The pension fund likely will expand its asset class lineup in the second half of 2018 based on the recommendations from an asset-liability study by investment consultant RVK. The fund's investment committee is to receive the report at its May 18 meeting; the full board is to consider allocation changes at a June 26 meeting.
High on the list of possible new allocations are private equity, private credit and timber, all strategies that can provide additional returns to improve the fund's funded status, now 67.5%, as well as to increase the chances of meeting the assumed rate of return over the long term, Mr. Veal said.
Any other asset classes the pension fund might add to its allocation mix will be added to BlackRock's portfolio options, he added.
Coping with low returns
Time is the key to the probability of the $49.9 billion Teachers' Retirement System of the State of Illinois, Springfield, reaching full funding. At 39.8% as of June 30, 2016, the fund has the worst funded status of the 25 largest U.S. public pension funds, according to P&I's analysis of data from pension fund comprehensive annual financial reports.
The fund's investment team is successfully negotiating lower fees with many managers and reducing the number of managers across the portfolio, said David Urbanek, director of communications. The fund also has significant — and growing — exposure to less liquid alternative investments such as private equity, real estate, real assets and private credit in an effort to stay on track to meet its 7% assumed rate of return over 30 years, he said.
But the fund's asset allocation and investment approach are not being drastically altered to cope with the low-return environment expected over the next 10 years.
"The portfolio is carefully managed within its risk parameters and stress tests are conducted to make sure that it's on track for the 30-year period," Mr. Urbanek said, stressing "the plan is never locked into meeting a 7% return on an annual basis."

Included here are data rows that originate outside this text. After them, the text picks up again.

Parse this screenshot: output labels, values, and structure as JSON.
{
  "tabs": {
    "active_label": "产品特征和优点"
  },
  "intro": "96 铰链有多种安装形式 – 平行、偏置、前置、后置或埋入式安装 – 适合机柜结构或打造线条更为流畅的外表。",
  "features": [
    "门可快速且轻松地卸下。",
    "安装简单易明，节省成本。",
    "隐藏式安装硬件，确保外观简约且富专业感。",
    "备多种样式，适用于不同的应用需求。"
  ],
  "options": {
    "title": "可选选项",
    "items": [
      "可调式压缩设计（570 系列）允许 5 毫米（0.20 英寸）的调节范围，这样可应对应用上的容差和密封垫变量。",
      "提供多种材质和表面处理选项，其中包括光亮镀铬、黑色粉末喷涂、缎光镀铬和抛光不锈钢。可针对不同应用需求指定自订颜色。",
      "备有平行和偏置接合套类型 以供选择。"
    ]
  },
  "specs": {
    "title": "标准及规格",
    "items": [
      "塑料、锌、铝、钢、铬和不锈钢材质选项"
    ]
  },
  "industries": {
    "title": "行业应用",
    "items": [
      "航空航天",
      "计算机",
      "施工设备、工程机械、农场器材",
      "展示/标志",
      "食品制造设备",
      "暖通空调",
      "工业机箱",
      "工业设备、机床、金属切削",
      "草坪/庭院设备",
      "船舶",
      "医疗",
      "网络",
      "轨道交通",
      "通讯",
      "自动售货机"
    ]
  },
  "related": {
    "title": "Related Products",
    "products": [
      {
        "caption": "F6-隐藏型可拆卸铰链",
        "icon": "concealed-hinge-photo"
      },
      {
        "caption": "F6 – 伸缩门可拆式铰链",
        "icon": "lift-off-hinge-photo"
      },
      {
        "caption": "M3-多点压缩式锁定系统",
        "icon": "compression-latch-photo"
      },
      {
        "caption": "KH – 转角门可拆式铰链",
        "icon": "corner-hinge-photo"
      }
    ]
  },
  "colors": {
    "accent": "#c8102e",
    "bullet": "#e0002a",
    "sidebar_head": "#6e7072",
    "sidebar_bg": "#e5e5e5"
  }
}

The real problem for TRS is the lack of an actuarially adequate contribution from the state of Illinois for 78 years and that has "finally come home to roost," Mr. Urbanek said. He noted 25% of Illinois' general revenue now goes to meeting pension obligations, "vastly more than other states are paying."
"We should reach the goal of hitting a 90% funded status in 2045," Mr. Urbanek said, but "the key is the General Assembly making its promised payments."